What A Difference A Decade Makes on White House Scandals

March 25th, 2007 2:56 PM

One of the nice things about having a television and newsletter archive at MRC is being able to bring up the old newscasts and recall how very different the tone and approach of the news was when a Democrat was in the White House. The U.S. Attorney-firing scandal is a strong example of how the network news can on one hand, sell a scandal as incredibly damaging for a political party it does not support, but downplays scandal as damaging to democracy and the people when it affects the political party it favors. Our latest Media Reality Check reminds readers of how different the news sounded ten years ago, when a Republican Congress investigated illegal foreign donations, mostly to national Democratic Party accounts. Take NBC:

NBC theorized that the media were too Clinton-scandal obsessed in 1997. On June 17, 1997, Today co-host Katie Couric asked reporter Bob Woodward: “But are members of the media, do you think, Bob, too scandal-obsessed, looking for something at every corner?”

On August 1, even as the Senate moved to subpoena the White House, co-host Matt Lauer professed: “But there aren't any major storm clouds on the horizon for Bill Clinton, other than maybe Medicare reform.” Newsweek's Jonathan Alter replied: “Yeah, but of course there are these possible scandals, but when the economy is doing well, the public really doesn't seem to care much about anything else.”

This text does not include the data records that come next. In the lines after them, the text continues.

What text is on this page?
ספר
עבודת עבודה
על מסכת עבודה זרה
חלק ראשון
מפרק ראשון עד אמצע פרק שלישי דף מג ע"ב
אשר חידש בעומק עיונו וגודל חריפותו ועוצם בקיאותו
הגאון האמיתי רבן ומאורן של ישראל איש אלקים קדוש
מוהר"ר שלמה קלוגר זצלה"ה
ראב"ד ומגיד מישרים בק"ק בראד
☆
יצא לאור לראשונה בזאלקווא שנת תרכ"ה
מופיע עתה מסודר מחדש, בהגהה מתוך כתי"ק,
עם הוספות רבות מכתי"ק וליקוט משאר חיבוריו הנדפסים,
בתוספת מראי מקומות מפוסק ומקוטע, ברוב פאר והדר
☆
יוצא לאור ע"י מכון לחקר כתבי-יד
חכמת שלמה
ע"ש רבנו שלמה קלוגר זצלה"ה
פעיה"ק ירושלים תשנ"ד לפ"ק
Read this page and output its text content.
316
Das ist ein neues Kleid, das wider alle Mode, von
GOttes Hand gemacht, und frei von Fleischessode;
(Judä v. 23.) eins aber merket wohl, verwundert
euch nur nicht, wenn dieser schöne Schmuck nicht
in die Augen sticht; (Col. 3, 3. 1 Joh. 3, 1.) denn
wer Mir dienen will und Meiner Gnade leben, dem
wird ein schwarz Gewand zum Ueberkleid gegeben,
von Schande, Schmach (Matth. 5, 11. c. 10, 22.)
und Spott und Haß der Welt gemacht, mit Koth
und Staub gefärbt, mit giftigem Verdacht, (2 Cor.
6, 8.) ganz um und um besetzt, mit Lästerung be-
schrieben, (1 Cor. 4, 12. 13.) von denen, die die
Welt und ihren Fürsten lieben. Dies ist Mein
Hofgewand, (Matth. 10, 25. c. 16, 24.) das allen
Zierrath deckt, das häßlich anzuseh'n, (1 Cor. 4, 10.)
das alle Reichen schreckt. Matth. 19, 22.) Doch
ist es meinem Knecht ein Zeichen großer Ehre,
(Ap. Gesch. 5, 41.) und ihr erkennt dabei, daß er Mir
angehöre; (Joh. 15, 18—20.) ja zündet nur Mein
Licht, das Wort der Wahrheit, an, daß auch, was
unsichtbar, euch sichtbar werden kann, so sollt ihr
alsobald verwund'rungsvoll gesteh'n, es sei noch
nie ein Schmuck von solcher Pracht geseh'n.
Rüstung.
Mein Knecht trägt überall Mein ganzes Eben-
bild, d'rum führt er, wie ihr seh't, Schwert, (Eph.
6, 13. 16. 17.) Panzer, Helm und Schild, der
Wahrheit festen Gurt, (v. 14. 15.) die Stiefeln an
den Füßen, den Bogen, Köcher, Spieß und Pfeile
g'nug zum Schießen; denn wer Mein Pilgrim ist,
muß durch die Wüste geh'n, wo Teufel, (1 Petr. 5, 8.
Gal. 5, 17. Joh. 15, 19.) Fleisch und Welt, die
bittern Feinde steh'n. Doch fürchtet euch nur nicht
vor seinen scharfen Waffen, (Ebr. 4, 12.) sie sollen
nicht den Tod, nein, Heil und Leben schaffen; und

On October 8, Today co-host Katie Couric framed the hearings for Sen. Arlen Specter: “Perhaps this is an intentional effort to embarrass the Democratic Party?” On the November 7 Today, NBC's Lisa Myers pressed Senator Fred Thompson: “Your hearings clearly reinforced the public's already low opinion of politicians and politics. Beyond that, what did it accomplish?”

It's a little humorous to recall that the liberal media forecasted no "major storm clouds" for Bill Clinton just a few months before the Monica Lewinsky scandal broke wide open. In the Clinton years, liberal media critics (including those given hours on PBS to unspool their theories) indicted the media for producing "scandal and conflict over substance." But when the Republicans are in power, scandal is the substance that matters most. In most cases, no matter who's in power, scandal is a substantive story. But it can definitely be overblown (or undercooked) depending on who's manufacturing the "news."